According to the Malaysian Chinese Museum, the Chinese started to explore down south and traded in Malaya more than 2000 years ago, although there was connection between early dynasties of China with the Malay Archipelago way back in 1250 BC.
The first recorded movement of the Chinese from mainland China to the current territory of Malaysia was in the late 13th century when the Mongol expedition led by Kublai Kahn explored south of China to Borneo. They established trade with the aboriginal people over silk, beads, metalwork and pottery.
Inside Malaysian Chinese Museum
This relationship set the groundwork for Zheng He, a Chinese explorer and mariner who commanded several expeditions throughout southeast Asia for trade which also brought a surge of Chinese migration to Melaka and the rest of the peninsula.

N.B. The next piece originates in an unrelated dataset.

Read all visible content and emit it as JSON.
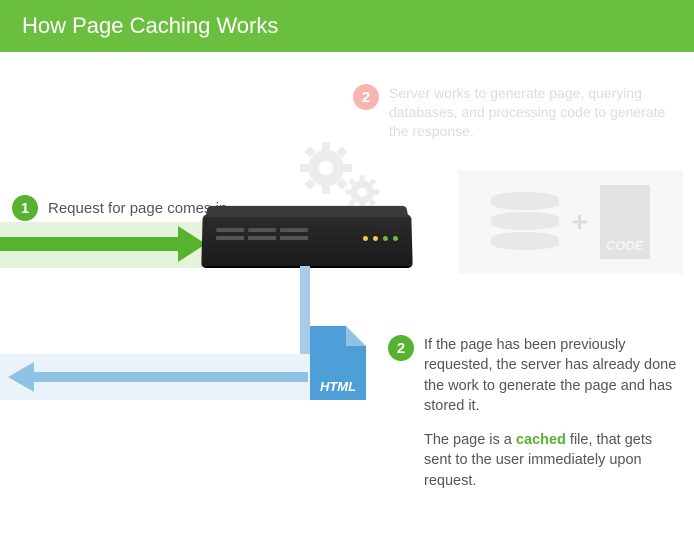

Today, the Chinese account for 22.6% of the 32.6 million Malaysian population which is mainly formed by the majority sub-ethnic groups of Cantonese, Hokkien, Hakka, Teochew, Foochow and Hainanese (which are also the group’s dialect) with the first three contributing the biggest number to the Chinese population here.
This history of the Chinese in Malaysia is now being honoured by John Walker & Sons XR21’s 2020 The Legacy Collection release. The series consists of 3 bottle print designs with each representing one clan – Cantonese, Hokkien and Hakka. Each mural depicts the arts and culture, tradition, cuisine, economic contribution and value unique to the individual group. Only 1,200 bottles are made for each design.

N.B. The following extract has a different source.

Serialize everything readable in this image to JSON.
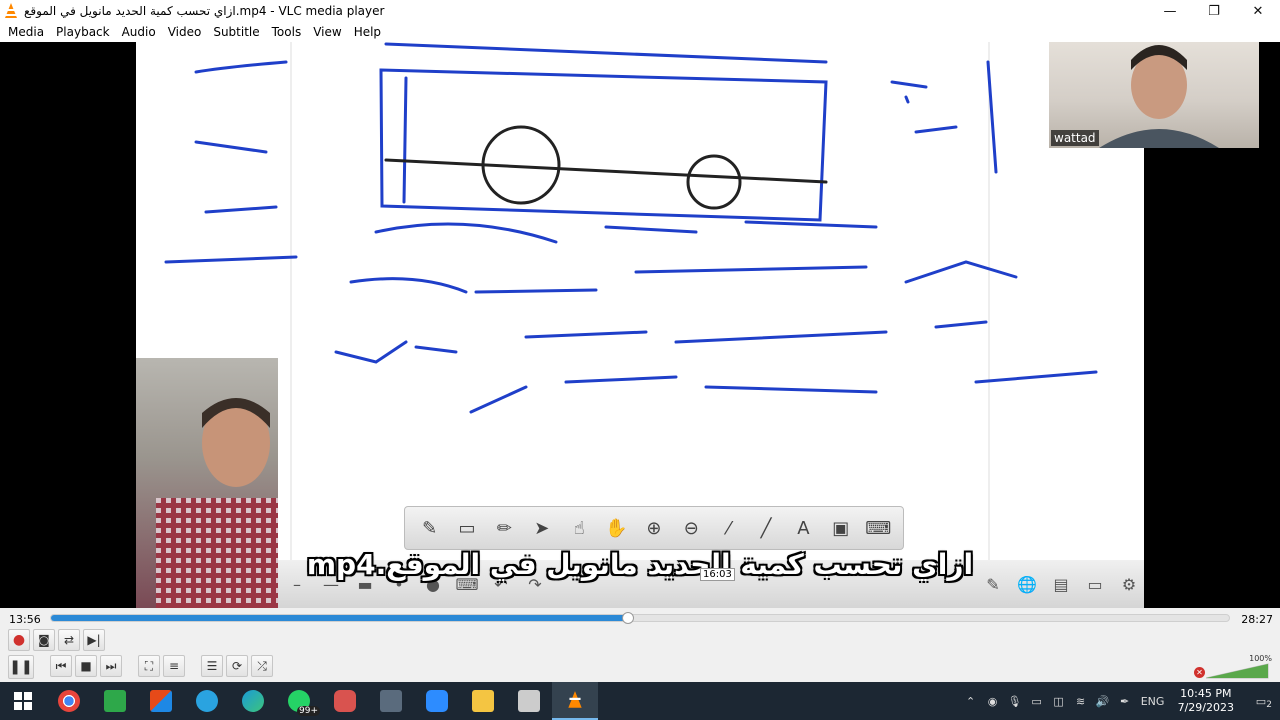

The Legacy Collection featuring three Malaysian Chinese clans is designed by Loka Made through the following interpretation of each clan:
The Legacy Collection Hakka design features the hardworking values of the Malaysian Hakka people in tin mining, a main contributor to their livelihood in the 18th century; Hakka food culture such as Lei Cha, showcasing the Hakka’s innovation by making use of local Malaysian ingredients and converting them into unique yet healthy dishes; as well as the traditional practices of the Hakka people in Malaysia, like the Pi Xiu dance which is performed on ‘Tian-Chuan Day’ — the biggest and most important celebration for the Hakka people.
The second design in the collection — The Legacy Collection Hokkien, is derived from the Hokkien clan’s survival from persecution back in the Ming Dynasty by seeking refuge in a sugarcane plantation, which then became a form of offering to the Jade Emperor known as ‘Tian Gong’, as a token of gratitude and worship. The design also draws inspiration from Hokkien Opera — a popular traditional performance practiced in Malaysia that is well-loved by the older generation, as well as one of the most distinctive Chinese clan houses in Malaysia, Leong San Tong Khoo Kongsi with elaborate and highly ornamented architecture — a distinctive symbol of the Malaysian Chinese presence in Penang.

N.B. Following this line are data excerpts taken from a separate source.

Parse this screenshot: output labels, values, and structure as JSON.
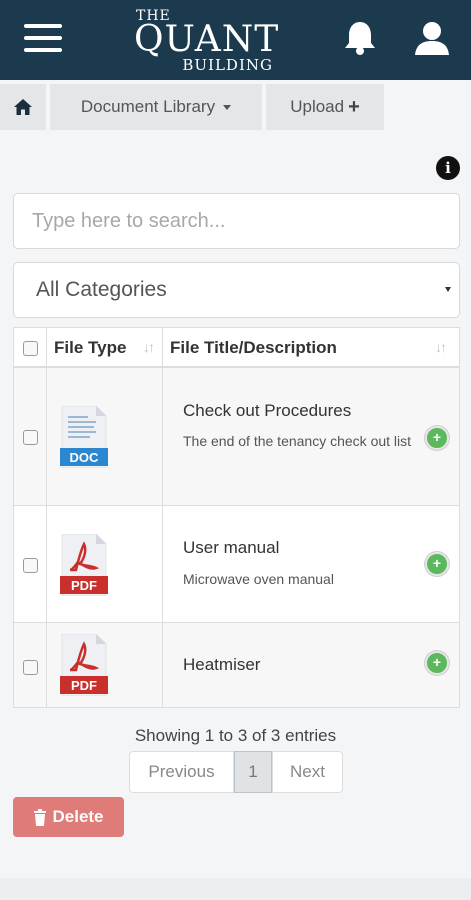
{
  "header": {
    "logo_line1": "THE",
    "logo_line2": "QUANT",
    "logo_line3": "BUILDING"
  },
  "nav": {
    "document_library": "Document Library",
    "upload": "Upload"
  },
  "search": {
    "placeholder": "Type here to search..."
  },
  "category": {
    "selected": "All Categories"
  },
  "table": {
    "headers": {
      "file_type": "File Type",
      "title": "File Title/Description"
    },
    "rows": [
      {
        "type": "DOC",
        "title": "Check out Procedures",
        "description": "The end of the tenancy check out list"
      },
      {
        "type": "PDF",
        "title": "User manual",
        "description": "Microwave oven manual"
      },
      {
        "type": "PDF",
        "title": "Heatmiser",
        "description": ""
      }
    ]
  },
  "pagination": {
    "info": "Showing 1 to 3 of 3 entries",
    "previous": "Previous",
    "current": "1",
    "next": "Next"
  },
  "actions": {
    "delete": "Delete",
    "add_symbol": "+"
  },
  "colors": {
    "header_bg": "#1c3a4e",
    "doc_blue": "#2a87d0",
    "pdf_red": "#c9302c",
    "add_green": "#5cb85c",
    "delete_red": "#d9534f"
  }
}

The final of the trio, The Legacy Collection Cantonese is influenced by the traditions and practices of the Cantonese in Malaysia, such as their history of being one of the earliest groups of Chinese to operate business trades overseas and their wide use of the abacus and traditional Chinese steelyard in business. Other prominent illustrations on the bottle and packaging are the famous Guang Dong Lion Dance, a traditional folk art combing dance, music, and martial arts often performed at festivals; Dim Sum and tea, showcasing the favourite pastime of ‘yum cha’; and the Carp, which implies “a leap to a dragon gate, worth a hundredfold” — the expectation of the diligent business of Guang Dong businessmen.
The Malaysian Chinese Museum opened its doors in March 2018. The museum documents the history of Chinese migration, culture integration, educational reform and economy contribution to multi-ethnic Malaysia. Tour the museum and see the wall murals come alive using the MY Chinese Museum App.
Malaysian Chinese Museum – 1st Floor Wisma Huazong, Lot 15285, 0.7KM Lebuhraya Sungai Besi, 43300 Seri Kembangan, Selangor, Malaysia. Opens 9.15am – 4am daily. Ticket priced at RM20 for adults, RM10 for senior citizens and disabled people; and RM5 for children under 12 and students.